My recommendations were a lot more mundane: I thought my friend needed to step up his savings rate and build more of an emergency cash cushion because he's self-employed. Of course, it's possible that his adviser communicated some of those same ideas, too, but my friend tuned out the advice. Watching your money grow on its own is a lot more fun than reducing spending in order to save.

Of course, investment selection matters. Morningstar has an unparalleled array of tools for picking stocks, managed funds, and exchange-traded funds that align with your goals. Luck invariably plays a crucial role in financial success, too, even though a lot of the lucky ones among us don't like to admit it.

But don't underrate the mundane financial jobs – the no-fun, unsexy financial equivalents of eating lots of fruits and vegetables and logging 10,000 steps a day. Do a passingly decent job with them over many years and it's a near-certainty the rest of your financial life will fall into place.

Here are some of the key ones to focus on.

Maintain an appropriate saving/spending rate

This one is near the base of my "investment pyramid" for an obvious reason: Even if you make killer investment selections, it's tough to make a plan work if you haven't saved consistently and lived within your means both before and during retirement.

If you're in accumulation mode, a key step is to gauge the adequacy of your savings rate. And while most people stop saving when they're retired, maintaining an appropriate portfolio-withdrawal rate is essential to good financial health.
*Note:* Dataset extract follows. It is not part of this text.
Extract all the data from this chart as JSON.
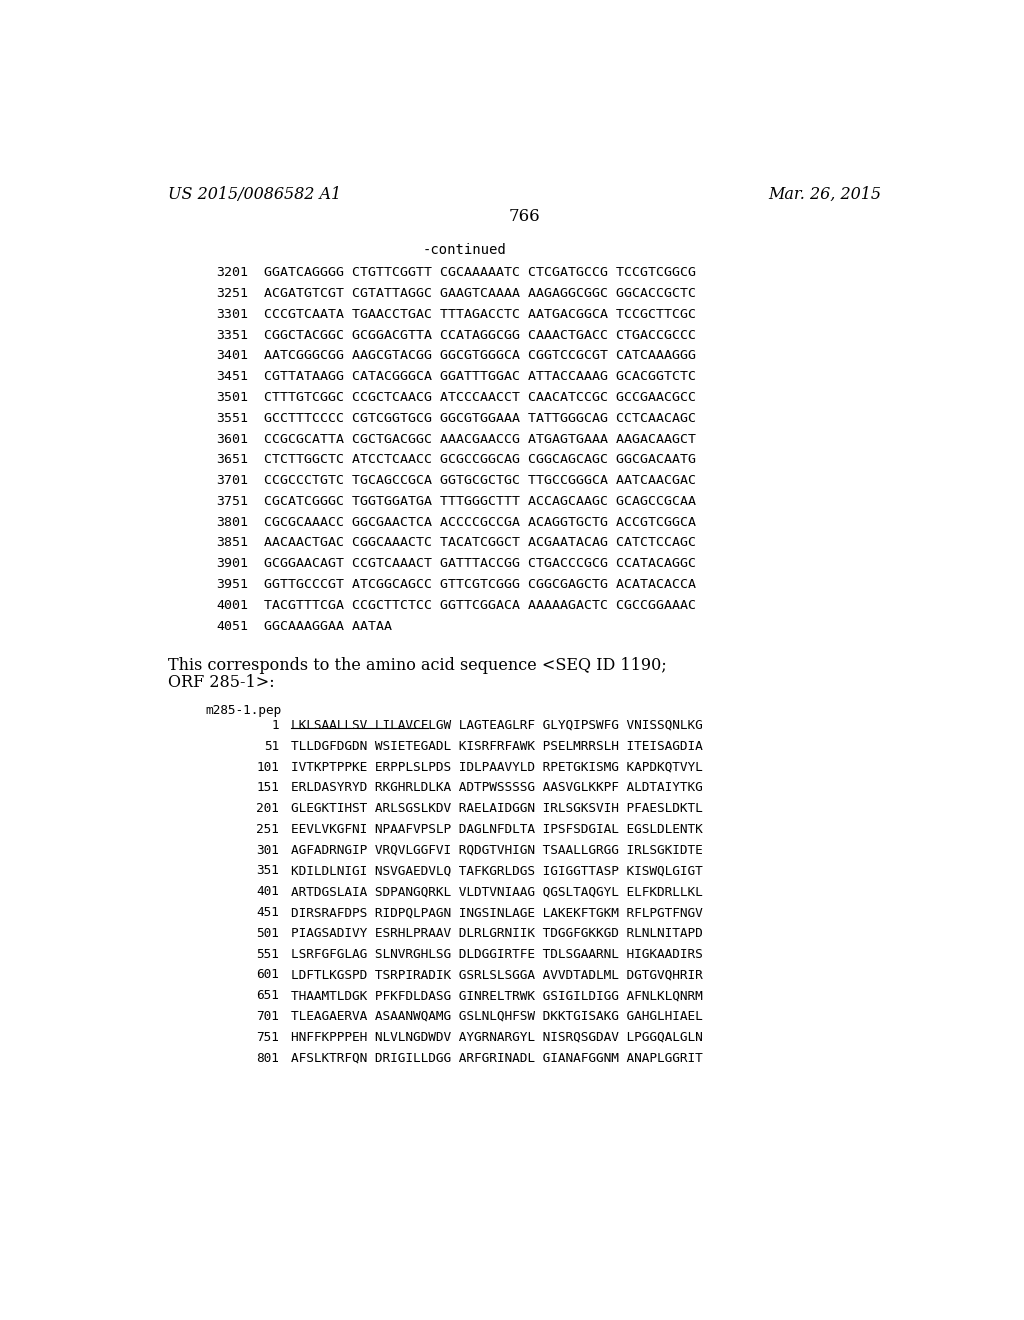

Nurture your human capital

If you're just starting out in your career, you're long on human capital and your financial capital is likely small. How much you can contribute to your investments – not the gains on them – is going to be the biggest share of your portfolio's growth at that life stage. The best and most painless way to increase those contributions is by enlarging your earnings and not overspending (see the above). That's why investing in human capital – through additional education or training – is such a smart use of funds if you're just starting out in your career.

If you can increase your earnings power with such an investment, you have a long time until retirement to benefit from it. Big outlays for education may not pay off (financially, at least) later in life, but mid – and late – career accumulators should still work to burnish their own human capital through networking, attending conferences in their fields, learning new technologies, and taking advantage of additional training.

Develop a sane asset-allocation mix

Asset allocation can seem hopelessly black-boxy, but it's useful to remember that your financial capital should align with your human capital. When you're young and long on human capital, your own earnings power is your biggest asset. It makes sense to invest aggressively (at least as aggressively as you can stand) because it's unlikely you'll need to rely on your investment portfolio for living expenses for many years. You can afford to withstand more volatility, and that means more stocks.

As you get older and get closer to drawing upon your portfolio, you'll still want to make sure your portfolio has growth potential, but you'll also want to steer more into safe investments because you don't want to be in the position of withdrawing from investments as they're falling. An asset allocation that factors in your own situation is key in the accumulation years; retirees can back into a situation-appropriate asset allocation using a bucket strategy.

Don't skimp on insurance

We don't talk a lot about insurance on Morningstar.com because we're an investing site, not an insurance site. But investing won't protect you against big risks – only insurance products can do that. That means the best health insurance and property and casualty insurance you can afford, of course, but also disability insurance, life insurance if you have dependents, and an umbrella policy to protect you in case you get sued.

Older adults should, at a minimum, consider long-term care insurance; while it's controversial, don't rule it out before doing your homework. Whether you end up claiming anything from these policies is beside the point; the idea is to protect yourself financially from catastrophic risks that could otherwise derail your plan. And of course, knowing you're insured provides immeasurable peace of mind.

Limit investment, tax, and behavioural costs

Mutual funds – especially index funds and exchange-traded funds – are in the midst of a fee war. That's all for the good, but fund expenses aren't the only cost investors face. Investors may face transaction costs to buy and sell, fees if they rely on a financial professional for advice, and administrative costs in their company retirement plans, to name some of the key ones. Tax costs can be a further drag on bottom-line returns.

All of these expenses look pretty innocuous on a stand-alone basis, especially because they're often expressed in percentage rather than dollar terms so they don't look like real money. But compounded over a typical investing time horizon of 50 years, they can mean the difference between a plan that's on solid footing and one that's on shaky ground.

And speaking of costs that erode returns, one of the biggest costs all of us investors face is the toll that irrational, emotion-driven decision-making can take on our returns – selling when we're nervous and buying after the easy money has already been made.

That means that you need to understand the difference between risk capacity and risk tolerance. And if some soul-searching leads you to conclude that your emotions have contributed to financial decisions that you regretted later on, money spent on professional financial guidance can be money well spent.